Seminar, June 19 ^th, 10:00 am

Using high-pressure torsion for metal processing: fundamentals and applications

A. P. Zhilyaev

Centro Nacional de Investigaciones Metalúrgicas, CSIC, 28040 Madrid, Spain and Institute for Metals Superplasticity Problems, RAS, 450001 Ufa, Russia

High-pressure torsion (HPT) refers to the processing of metals whereby samples are subjected to a compressive force and concurrent torsional straining. Although the fundamental principles of this procedure were first proposed more than sixty years ago, processing by HPT became of major importance only within the last twenty years when it was recognized that this metal forming process provides an opportunity for achieving exceptional grain refinement, often to the nanometer level, and exceptionally high strength. This presentation summarizes the background and basic principles of processing by HPT and then outlines the most significant recent developments reported for materials processed by HPT. It is demonstrated that HPT processing leads to an excellent value for the strength of the material, reasonable microstructural homogeneity if the processing is continued through a sufficient number of torsional revolutions and there is a potential for achieving a capability for various attractive features including superplastic forming and hydrogen storage. The review also describes very recent developments including the application of HPT processing to bulk and ring samples and the use of HPT for the consolidation of powders.

 

Seminar, June 23 ^rd, 10:00 am

Atomic-level computer modelling of FeCr alloys for nuclear applications

L. Malerba

Studiecentrum voor kernenergie • Centre d’études de l’énergie nucléaire. Boeretang 200 – B-2400 Mol (Belgium)

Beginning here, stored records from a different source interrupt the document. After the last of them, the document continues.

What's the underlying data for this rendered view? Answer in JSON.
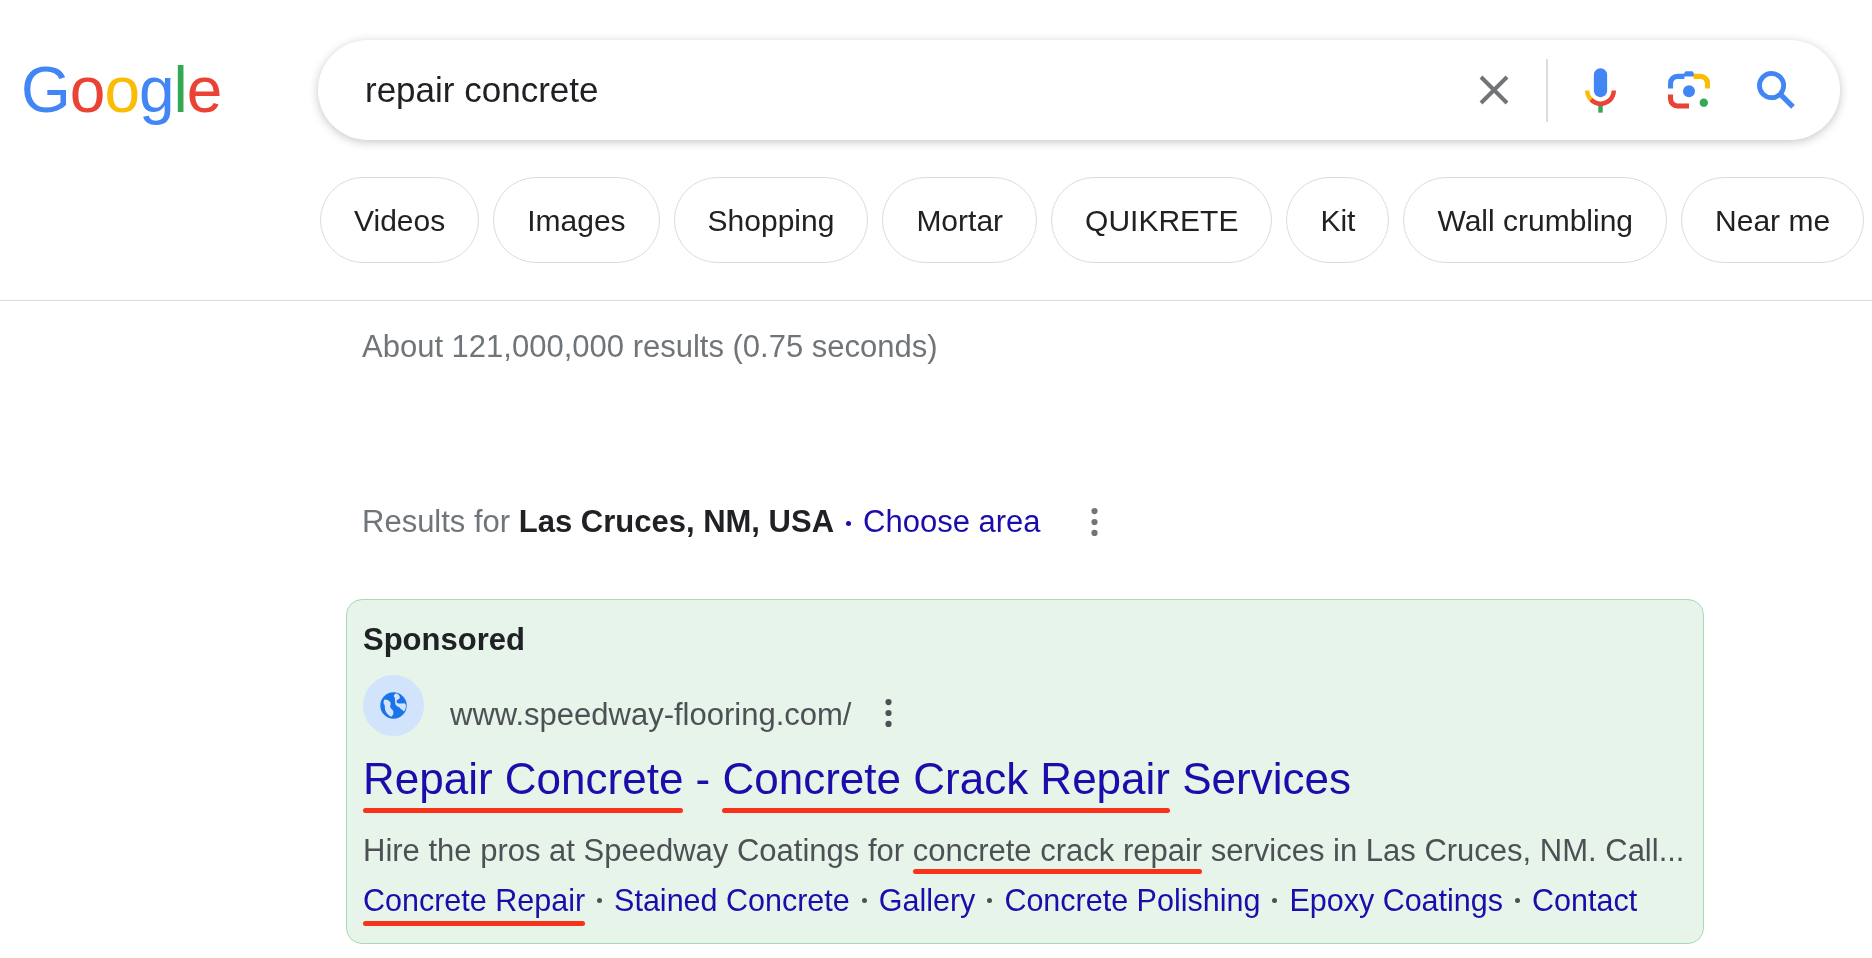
{
  "logo": "Google",
  "search": {
    "value": "repair concrete"
  },
  "chips": [
    {
      "label": "Videos"
    },
    {
      "label": "Images"
    },
    {
      "label": "Shopping"
    },
    {
      "label": "Mortar"
    },
    {
      "label": "QUIKRETE"
    },
    {
      "label": "Kit"
    },
    {
      "label": "Wall crumbling"
    },
    {
      "label": "Near me"
    }
  ],
  "result_stats": "About 121,000,000 results (0.75 seconds)",
  "location": {
    "text": "Results for **Las Cruces, NM, USA**",
    "link": "Choose area"
  },
  "ad": {
    "label": "Sponsored",
    "url": "www.speedway-flooring.com/",
    "title": [
      {
        "text": "Repair Concrete",
        "annotated": true
      },
      {
        "text": " - ",
        "annotated": false
      },
      {
        "text": "Concrete Crack Repair",
        "annotated": true
      },
      {
        "text": " Services",
        "annotated": false
      }
    ],
    "description": [
      {
        "text": "Hire the pros at Speedway Coatings for ",
        "annotated": false
      },
      {
        "text": "concrete crack repair",
        "annotated": true
      },
      {
        "text": " services in Las Cruces, NM. Call...",
        "annotated": false
      }
    ],
    "sitelinks": [
      {
        "text": "Concrete Repair",
        "annotated": true
      },
      {
        "text": "Stained Concrete",
        "annotated": false
      },
      {
        "text": "Gallery",
        "annotated": false
      },
      {
        "text": "Concrete Polishing",
        "annotated": false
      },
      {
        "text": "Epoxy Coatings",
        "annotated": false
      },
      {
        "text": "Contact",
        "annotated": false
      }
    ]
  }
}
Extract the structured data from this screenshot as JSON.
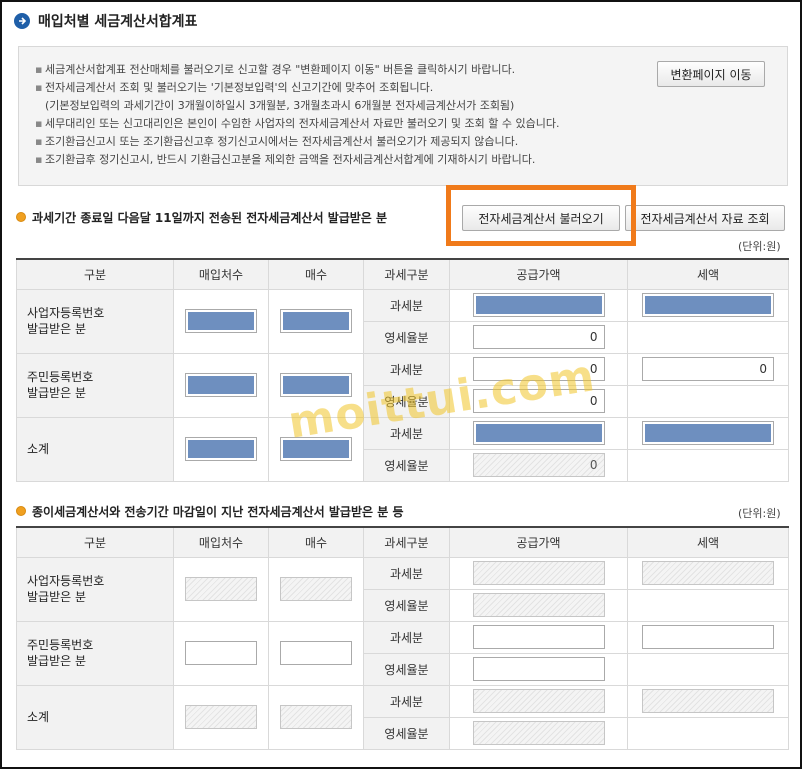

In this seminar I provide an overview of the work performed to model at the atomic-level the behaviour under irradiation of FeCr alloys, model materials for high-Cr ferritic/martensitic steels of use in almost all future nuclear energy options, from fusion to GenIV reactors and accelerator-driven systems. The problems to be addressed according to experimental data and the currently existing knowledge about the FeCr system from ab initio calculations are presented, showing how the latter provide keys for the interpretation of the former. The effort made in recent years to produce cohesive models for large scale simulations in these alloys is reviewed, showing achievements and limitations of the followed approaches and discussing ways of improvement. Examples of the application of these cohesive models for atomic-level simulations, in view of further understanding the fundamental mechanisms of radiation damage production and evolution and of developing coarse-grained models of microstructure evolution under irradiation and radiation-induced hardening models, are provided. The difficulties to be faced in order to succeed along this research path are discussed.

 

Seminar, June 24 ^th, 10:00 am

Some Issues on Toughening, Scratch Damage, and Fire Retardancy/Thermal Stability in Polymer Nanocomposites

A. Dasari

Center for Advanced Materials Technology (CAMT) School of Aerospace, Mechanical & Mechatronic Engineering The University of Sydney, Sydney, NSW 2006, Australia

It is well-known that materials can show significantly improved properties if they possess multi-component phase separated morphology at the nanoscale. Polymer nanocomposites are a good example of this class of nanostructured materials that provide unique combinations of mechanical, physical, optical and thermal properties at relatively low filler loading compared to traditional micro-composites. This is due to (a) the exceptionally large surface area-to-volume ratio of the nano-additives available for interaction with the polymer matrix; (b) nanoscale arrangement and presence of large number of reinforcements; and (c) the confinement of polymer matrix chains at the nano-level. These fundamental characteristics of the nano-reinforcements, if fully exploited, will affect the microstructure, crystallinity, glass transition and degradation temperatures, and other inherent properties of the resulting nanocomposites, which in turn enable enhanced multi-functional properties to be achieved. However, there are still many unanswered and critical issues to be addressed, particularly in polymer/clay nanocomposites, which have wide applications. Some of these include embrittlement, thermal stability/flame retardancy, tribological response of the resultant nanocomposites, which will require in-depth understanding and rigorous theoretical/numerical analyses. I will address these issues in more detail and outline some of our recent developments and achievements in these issues at the CAMT, University of Sydney.